Current method (mostly since the advent of the auto culture) involves existing cities borrowing money, or giving tax credits, to spur development, wherever the current political elite desires. Money is borrowed to put in streets and water lines (or credits given to get developers to do the same), and the infrastructure is booked as "investment", though it costs tax dollars to maintain, and rarely brings in much profit. Zoning, building regulations and financing require the development to be built to "finished state" - the houses, for instance, are all move in ready, and can't be much improved beyond cosmetics (you can't add a 2-story apartment off the alley, for instance). All being built at the same time, they will all deteriorate at the same rate - new roofs needed, streets needing re-paving. Homeowners who can afford to, move into a new neighborhood; they sell their house to someone less affluent, who can afford major maintenance even less. And the city can't afford to repave the streets; it's got another new development to borrow for. So streets and houses deteriorate (they can't be much improved, and nothing stays the same). Most post-war suburbs fit the pattern. Think Fergusson, or here in Arizona, Phoenix's Maryvale.
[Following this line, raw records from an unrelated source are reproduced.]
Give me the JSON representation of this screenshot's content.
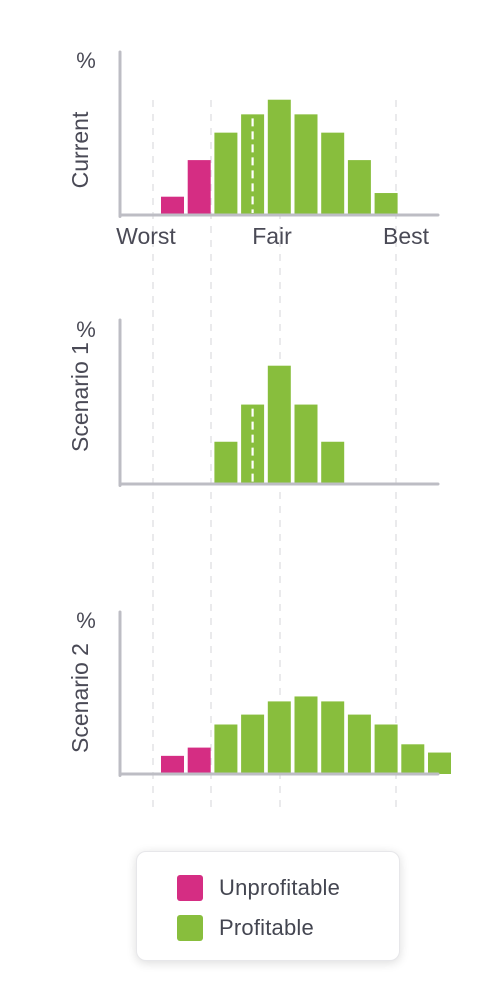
{
  "colors": {
    "unprofitable": "#d52d83",
    "profitable": "#88be3d",
    "axis": "#bdbdc4",
    "text": "#4a4a56",
    "guide": "#dcdce0",
    "marker": "#ffffff"
  },
  "legend": {
    "items": [
      {
        "label": "Unprofitable",
        "color_key": "unprofitable"
      },
      {
        "label": "Profitable",
        "color_key": "profitable"
      }
    ]
  },
  "chart_data": [
    {
      "type": "bar",
      "ylabel": "Current",
      "yunit": "%",
      "x_ticks": [
        "Worst",
        "Fair",
        "Best"
      ],
      "categories": [
        1,
        2,
        3,
        4,
        5,
        6,
        7,
        8,
        9
      ],
      "values": [
        1,
        3,
        4.5,
        5.5,
        6.3,
        5.5,
        4.5,
        3,
        1.2
      ],
      "status": [
        "unprofitable",
        "unprofitable",
        "profitable",
        "profitable",
        "profitable",
        "profitable",
        "profitable",
        "profitable",
        "profitable"
      ],
      "fair_marker_category": 4
    },
    {
      "type": "bar",
      "ylabel": "Scenario 1",
      "yunit": "%",
      "categories": [
        3,
        4,
        5,
        6,
        7
      ],
      "values": [
        2.5,
        4.7,
        7,
        4.7,
        2.5
      ],
      "status": [
        "profitable",
        "profitable",
        "profitable",
        "profitable",
        "profitable"
      ],
      "fair_marker_category": 4
    },
    {
      "type": "bar",
      "ylabel": "Scenario 2",
      "yunit": "%",
      "categories": [
        1,
        2,
        3,
        4,
        5,
        6,
        7,
        8,
        9,
        10,
        11
      ],
      "values": [
        1.1,
        1.6,
        3,
        3.6,
        4.4,
        4.7,
        4.4,
        3.6,
        3,
        1.8,
        1.3
      ],
      "status": [
        "unprofitable",
        "unprofitable",
        "profitable",
        "profitable",
        "profitable",
        "profitable",
        "profitable",
        "profitable",
        "profitable",
        "profitable",
        "profitable"
      ]
    }
  ]
}
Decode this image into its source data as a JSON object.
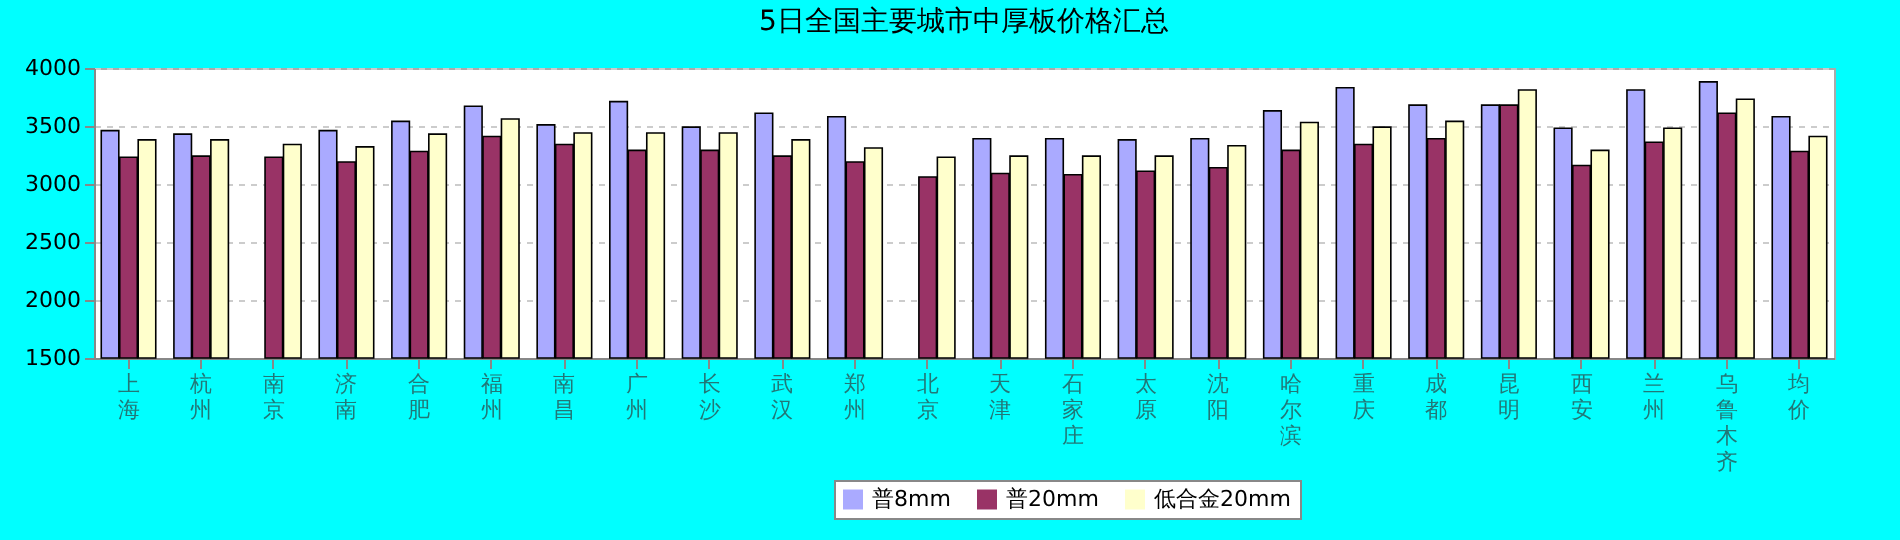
{
  "chart_data": {
    "type": "bar",
    "title": "5日全国主要城市中厚板价格汇总",
    "categories": [
      "上海",
      "杭州",
      "南京",
      "济南",
      "合肥",
      "福州",
      "南昌",
      "广州",
      "长沙",
      "武汉",
      "郑州",
      "北京",
      "天津",
      "石家庄",
      "太原",
      "沈阳",
      "哈尔滨",
      "重庆",
      "成都",
      "昆明",
      "西安",
      "兰州",
      "乌鲁木齐",
      "均价"
    ],
    "series": [
      {
        "name": "普8mm",
        "color": "#aaaaff",
        "values": [
          3460,
          3430,
          null,
          3460,
          3540,
          3670,
          3510,
          3710,
          3490,
          3610,
          3580,
          null,
          3390,
          3390,
          3380,
          3390,
          3630,
          3830,
          3680,
          3680,
          3480,
          3810,
          3880,
          3580
        ]
      },
      {
        "name": "普20mm",
        "color": "#993366",
        "values": [
          3230,
          3240,
          3230,
          3190,
          3280,
          3410,
          3340,
          3290,
          3290,
          3240,
          3190,
          3060,
          3090,
          3080,
          3110,
          3140,
          3290,
          3340,
          3390,
          3680,
          3160,
          3360,
          3610,
          3280
        ]
      },
      {
        "name": "低合金20mm",
        "color": "#ffffcc",
        "values": [
          3380,
          3380,
          3340,
          3320,
          3430,
          3560,
          3440,
          3440,
          3440,
          3380,
          3310,
          3230,
          3240,
          3240,
          3240,
          3330,
          3530,
          3490,
          3540,
          3810,
          3290,
          3480,
          3730,
          3410
        ]
      }
    ],
    "ylim": [
      1500,
      4000
    ],
    "yticks": [
      1500,
      2000,
      2500,
      3000,
      3500,
      4000
    ],
    "grid": "y",
    "legend": "bottom"
  }
}
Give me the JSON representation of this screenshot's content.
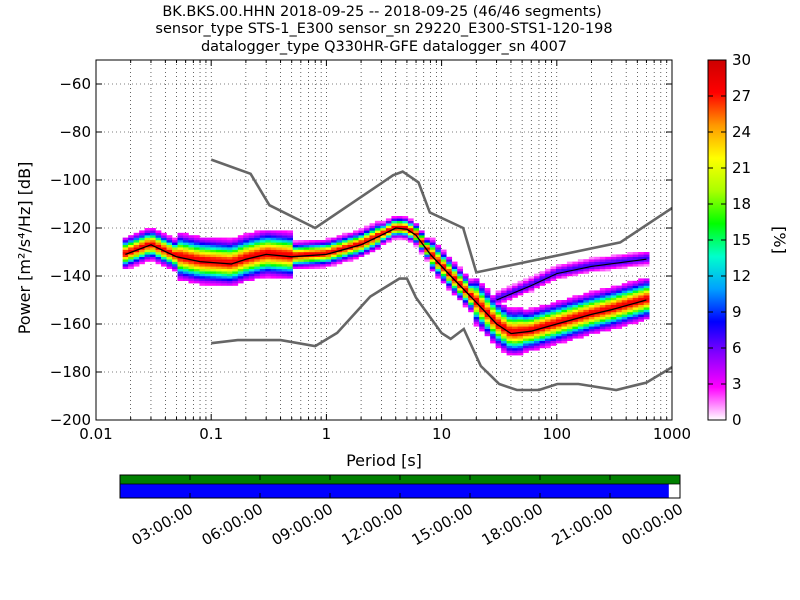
{
  "chart_data": {
    "type": "heatmap",
    "title_lines": [
      "BK.BKS.00.HHN   2018-09-25 -- 2018-09-25  (46/46 segments)",
      "sensor_type STS-1_E300 sensor_sn 29220_E300-STS1-120-198",
      "datalogger_type Q330HR-GFE datalogger_sn 4007"
    ],
    "xlabel": "Period [s]",
    "ylabel_text": "Power [m²/s⁴/Hz] [dB]",
    "xscale": "log",
    "xlim": [
      0.01,
      1000
    ],
    "ylim": [
      -200,
      -50
    ],
    "x_ticks": [
      {
        "value": 0.01,
        "label": "0.01"
      },
      {
        "value": 0.1,
        "label": "0.1"
      },
      {
        "value": 1,
        "label": "1"
      },
      {
        "value": 10,
        "label": "10"
      },
      {
        "value": 100,
        "label": "100"
      },
      {
        "value": 1000,
        "label": "1000"
      }
    ],
    "y_ticks": [
      {
        "value": -60,
        "label": "−60"
      },
      {
        "value": -80,
        "label": "−80"
      },
      {
        "value": -100,
        "label": "−100"
      },
      {
        "value": -120,
        "label": "−120"
      },
      {
        "value": -140,
        "label": "−140"
      },
      {
        "value": -160,
        "label": "−160"
      },
      {
        "value": -180,
        "label": "−180"
      },
      {
        "value": -200,
        "label": "−200"
      }
    ],
    "grid": "dotted",
    "colorbar": {
      "label": "[%]",
      "range": [
        0,
        30
      ],
      "ticks": [
        {
          "value": 0,
          "label": "0"
        },
        {
          "value": 3,
          "label": "3"
        },
        {
          "value": 6,
          "label": "6"
        },
        {
          "value": 9,
          "label": "9"
        },
        {
          "value": 12,
          "label": "12"
        },
        {
          "value": 15,
          "label": "15"
        },
        {
          "value": 18,
          "label": "18"
        },
        {
          "value": 21,
          "label": "21"
        },
        {
          "value": 24,
          "label": "24"
        },
        {
          "value": 27,
          "label": "27"
        },
        {
          "value": 30,
          "label": "30"
        }
      ],
      "colors": [
        "#ffffff",
        "#ff00ff",
        "#8800ff",
        "#0000ff",
        "#00a0ff",
        "#00ffcc",
        "#00ff00",
        "#aaff00",
        "#ffff00",
        "#ff9900",
        "#ff0000",
        "#cc0000"
      ]
    },
    "nhnm": [
      [
        0.1,
        -168
      ],
      [
        0.17,
        -166.7
      ],
      [
        0.4,
        -166.7
      ],
      [
        0.8,
        -169.2
      ],
      [
        1.24,
        -163.7
      ],
      [
        2.4,
        -148.6
      ],
      [
        4.3,
        -141.1
      ],
      [
        5,
        -141.1
      ],
      [
        6,
        -149
      ],
      [
        10,
        -163.8
      ],
      [
        12,
        -166.2
      ],
      [
        15.6,
        -162.1
      ],
      [
        21.9,
        -177.5
      ],
      [
        31.6,
        -185
      ],
      [
        45,
        -187.5
      ],
      [
        70,
        -187.5
      ],
      [
        101,
        -185
      ],
      [
        154,
        -185
      ],
      [
        328,
        -187.5
      ],
      [
        600,
        -184.4
      ],
      [
        1000,
        -178
      ]
    ],
    "nlnm": [
      [
        0.1,
        -91.5
      ],
      [
        0.22,
        -97.4
      ],
      [
        0.32,
        -110.5
      ],
      [
        0.8,
        -120
      ],
      [
        3.8,
        -98
      ],
      [
        4.6,
        -96.5
      ],
      [
        6.3,
        -101
      ],
      [
        7.9,
        -113.5
      ],
      [
        15.4,
        -120
      ],
      [
        20,
        -138.5
      ],
      [
        354.8,
        -126
      ],
      [
        1000,
        -111.7
      ]
    ],
    "mode_line": [
      [
        0.018,
        -131
      ],
      [
        0.03,
        -127
      ],
      [
        0.05,
        -132
      ],
      [
        0.08,
        -134
      ],
      [
        0.15,
        -135
      ],
      [
        0.2,
        -133
      ],
      [
        0.3,
        -131
      ],
      [
        0.5,
        -132
      ],
      [
        1,
        -131
      ],
      [
        2,
        -127
      ],
      [
        3,
        -123
      ],
      [
        4,
        -120
      ],
      [
        5,
        -120.5
      ],
      [
        6,
        -123
      ],
      [
        8,
        -131
      ],
      [
        12,
        -140
      ],
      [
        20,
        -151
      ],
      [
        30,
        -160
      ],
      [
        40,
        -164
      ],
      [
        60,
        -163
      ],
      [
        100,
        -160
      ],
      [
        200,
        -156
      ],
      [
        300,
        -154
      ],
      [
        600,
        -150
      ]
    ],
    "upper_line": [
      [
        30,
        -150
      ],
      [
        60,
        -144
      ],
      [
        100,
        -139
      ],
      [
        200,
        -136
      ],
      [
        600,
        -133
      ]
    ],
    "time_axis": {
      "ticks": [
        "03:00:00",
        "06:00:00",
        "09:00:00",
        "12:00:00",
        "15:00:00",
        "18:00:00",
        "21:00:00",
        "00:00:00"
      ],
      "data_coverage": [
        0,
        1
      ],
      "segment_coverage": [
        0,
        0.98
      ],
      "data_color": "#008000",
      "segment_color": "#0000ff"
    }
  }
}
The only way for the city to appear prosperous is to borrow more, to grow more. And to pretend to be prosperous by booking "investments". An investment that does not pay a reasonable return is, instead, a luxury - or a toy.
The insidious thing is that drawing development to the edges - the suburbs - pulls people and firms out of the downtown, where investment is already sunk - buildings and utilities - thus lowering value, and encouraging deterioration.
Traditional cities, conversely, are the product of small incremental changes - a home or building or improvement here and there, now and then. Small bets that, if they fail, don't cost either owner or society much. And you learn along the way. And adapt
In much of this, Joseph Tainter's "The Collapse of Complex Societies" resonates. Tainter examines a couple dozen societies that have collapsed over the millennia, from Rome to the Mayas to the Chaco Canyon Indian civilization over in New Mexico, then considers a few common reasons given for collapse - environmental degradation, barbarians at the gates and so on - and finds a couple or three examples of collapse attributable, as the proximate cause, to each. But he suggests a common underlying cause for all - economics. To oversimplify, as a society lives its life, it fixes things. Today's famine in a province is solved for tomorrow by building roads, and keeping on hand extra carts, to take grain from the plentiful to the starving province. A good thing. But each fix increases overhead (you must maintain the roads, and administer the food requisitioning, transport and distribution), and with more and more fixes, and overhead, eventually society turns from booking a profit to taking a loss. Enough losses and you have no strength to overcome the next insult, whether from barbarians or crop failure.
Resonates also with Mancur Olson's "The Rise and Decline of Nations": the longer a nation has been in business, the more "rent seekers" and stifling regulations it accumulates; eventually it stagnates. Only a really big shake-up (think, say, French Revolution) can cut it back to lean bone and muscle.